As the months get warmer, it's time for many Michigan residents to get out of the house and on to a boat. There may be nothing more relaxing than cruising across the lake in the summer heat, stopping periodically to take a plunge into the water. But can you also kick back with an icy cold beer on the boat? In Michigan, certain traditional rules of drinking and driving do not apply to boating. Understanding these rules may be the difference between enjoying a day on the lake and spending a night in jail.
Did you know that drinking alcohol on a boat is perfectly fine? There is no law prohibiting passengers or even the driver from being on a boat with an open container of alcohol. There are still rules, however, that boaters must follow to avoid an arrest.
While having a drink on a boat is fine, being drunk behind the wheel is still illegal. A driver can still be stopped and given field sobriety tests and breath tests to determine the level of impairment.

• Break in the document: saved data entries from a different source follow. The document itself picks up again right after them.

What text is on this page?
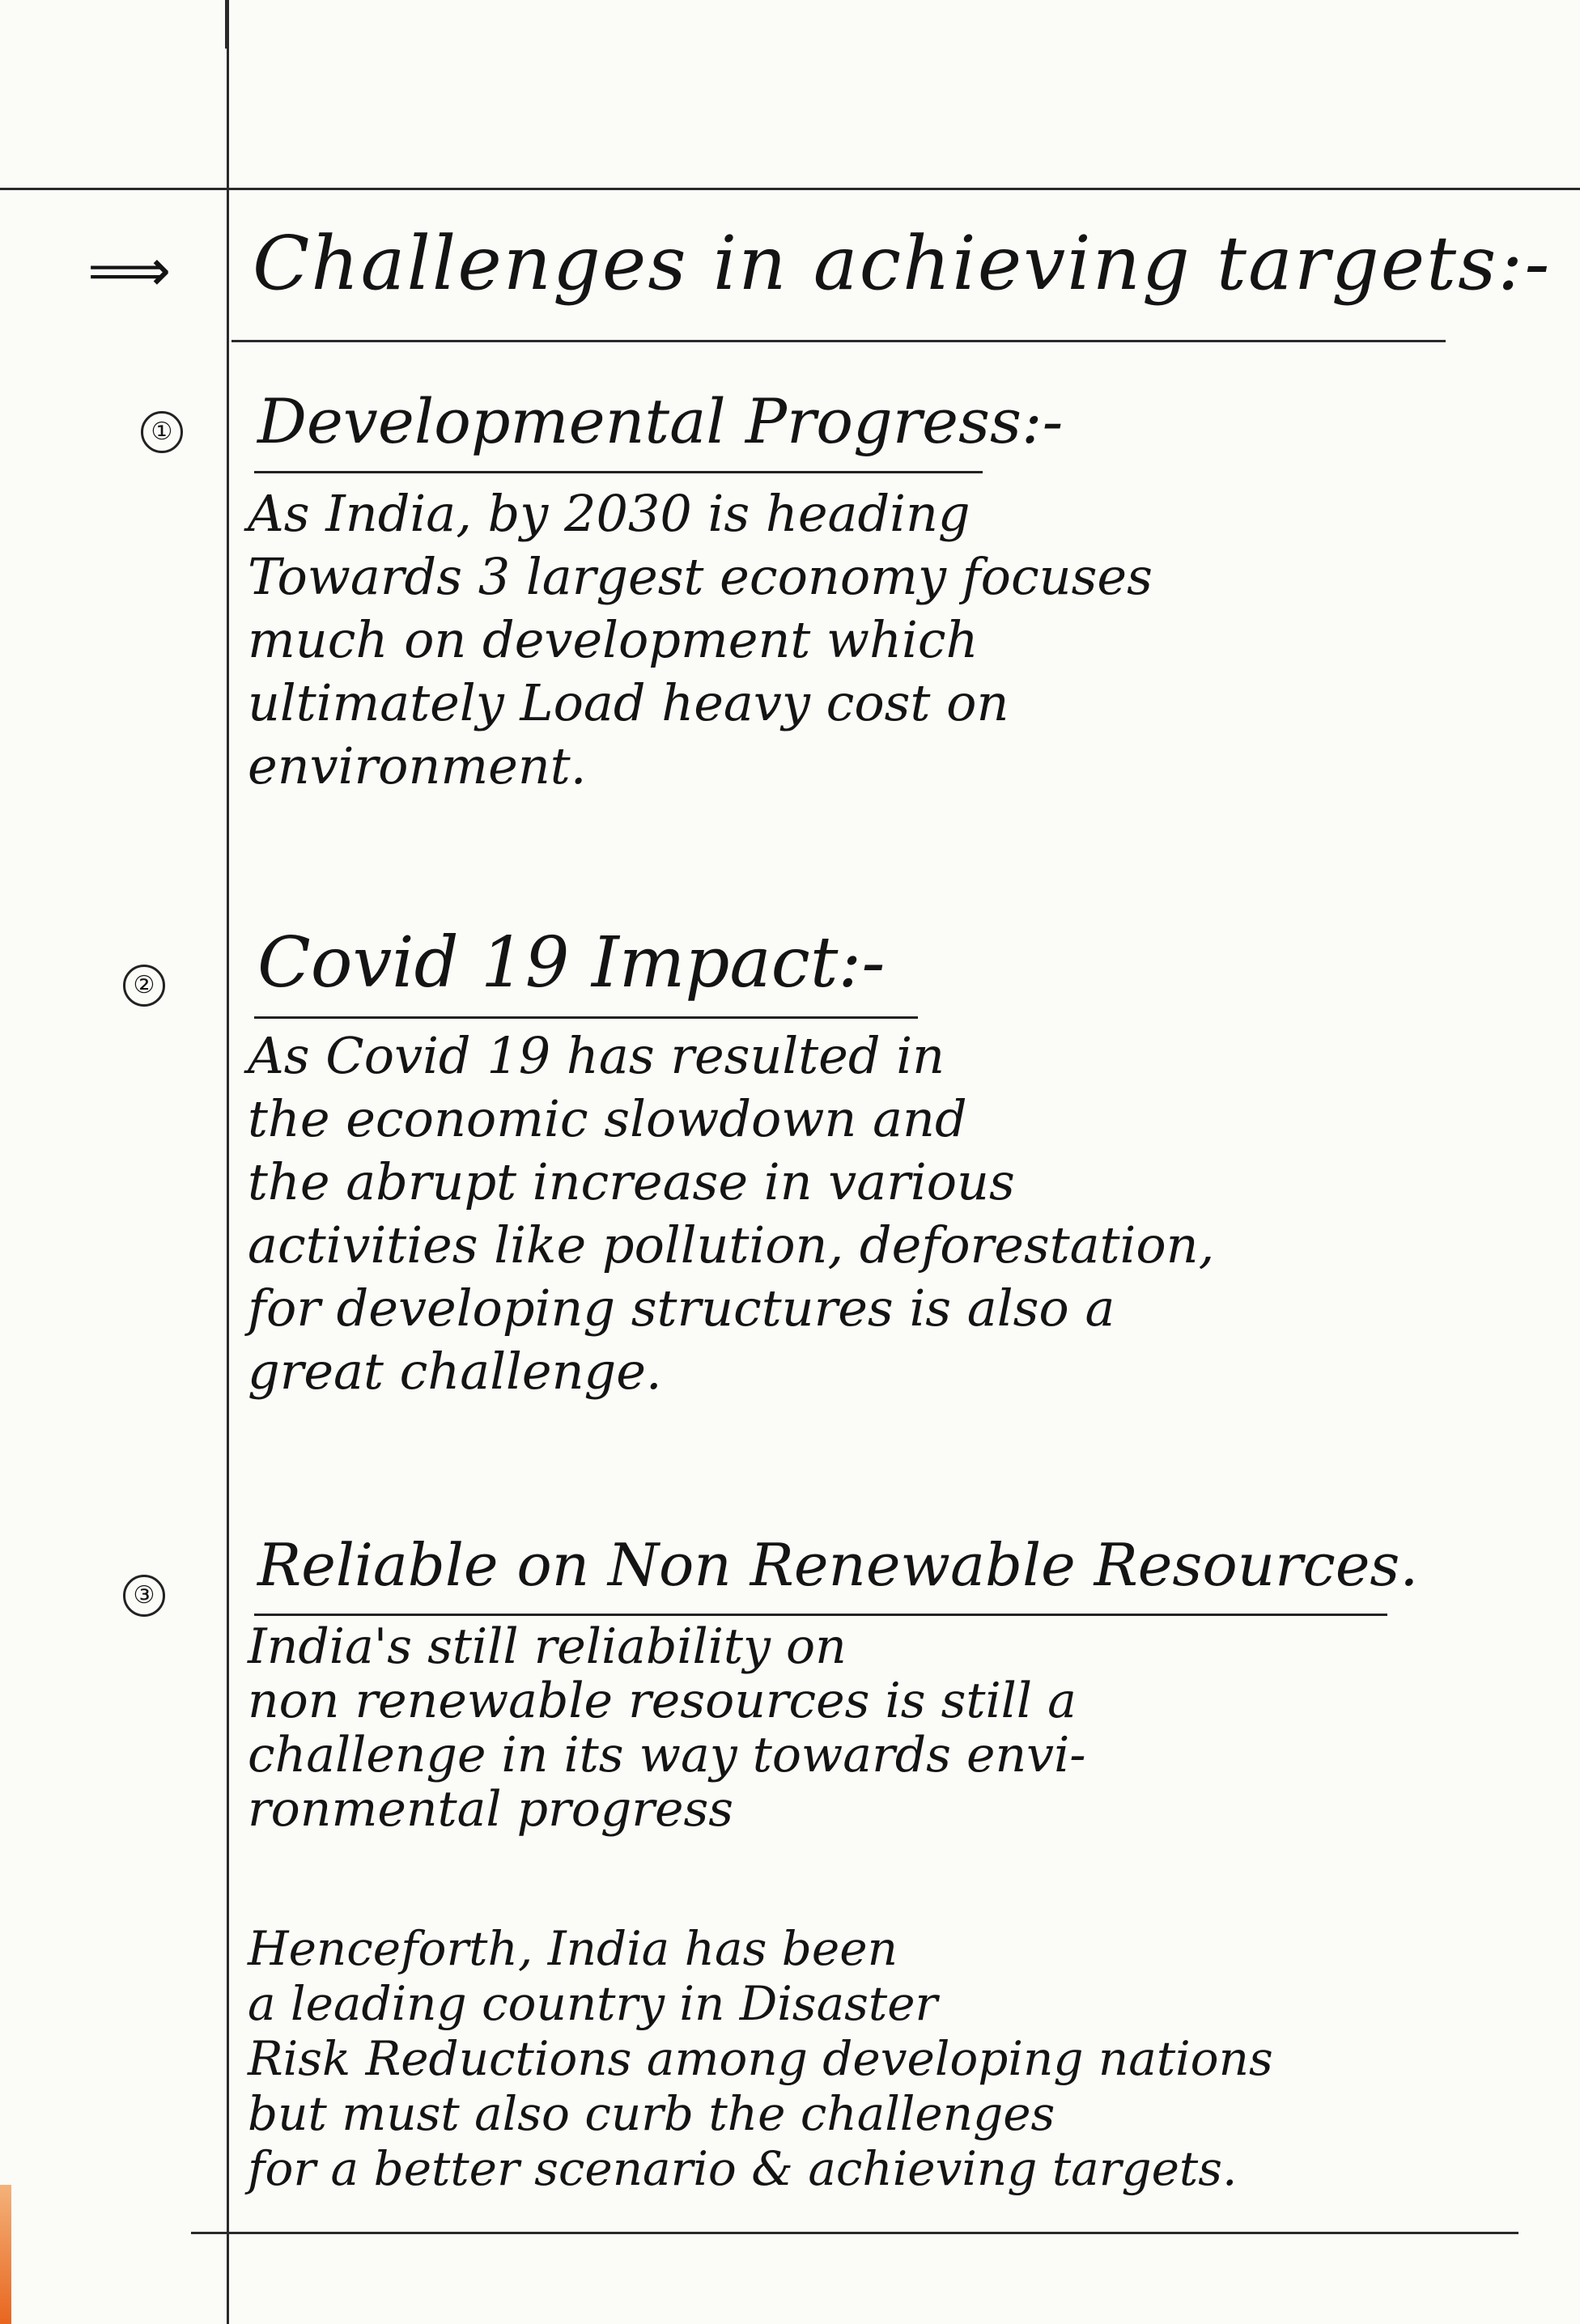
⟹ Challenges in achieving targets:-
① Developmental Progress:-
As India, by 2030 is heading
Towards 3 largest economy focuses
much on development which
ultimately Load heavy cost on
environment.
② Covid 19 Impact:-
As Covid 19 has resulted in
the economic slowdown and
the abrupt increase in various
activities like pollution, deforestation,
for developing structures is also a
great challenge.
③ Reliable on Non Renewable Resources.
India's still reliability on
non renewable resources is still a
challenge in its way towards envi-
ronmental progress
Henceforth, India has been
a leading country in Disaster
Risk Reductions among developing nations
but must also curb the challenges
for a better scenario & achieving targets.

An important distinction, however, is that a boat driver is not considered to be operating under the influence until he or she has a 0.10 blood-alcohol level. This is different from the traditional drunk driving level, which is 0.08 in Michigan.
Make no mistake, though, Coast Guard officials are on the lookout for reckless, dangerous or otherwise suspect driving behavior. A drunk driver may be a hazard on the water and put other people in danger. But because days on a boat may be long, leisurely excursions, it can be difficult to properly gauge how alcohol is affecting a person.
It is suggested that drinking alcohol in the hot summer sun can intensify the effects of alcohol. This can mean that even if you can typically have a few beers and not be intoxicated on land, that same amount can have a very different effect on the water.
Since the rules are a little different when it comes to drinking and boating, some people may have a false sense of leniency when it comes to their behavior on the water. This is not always the case. People can certainly be cited and arrested for unlawful actions in a boat and can find themselves brought back to shore in the company of police.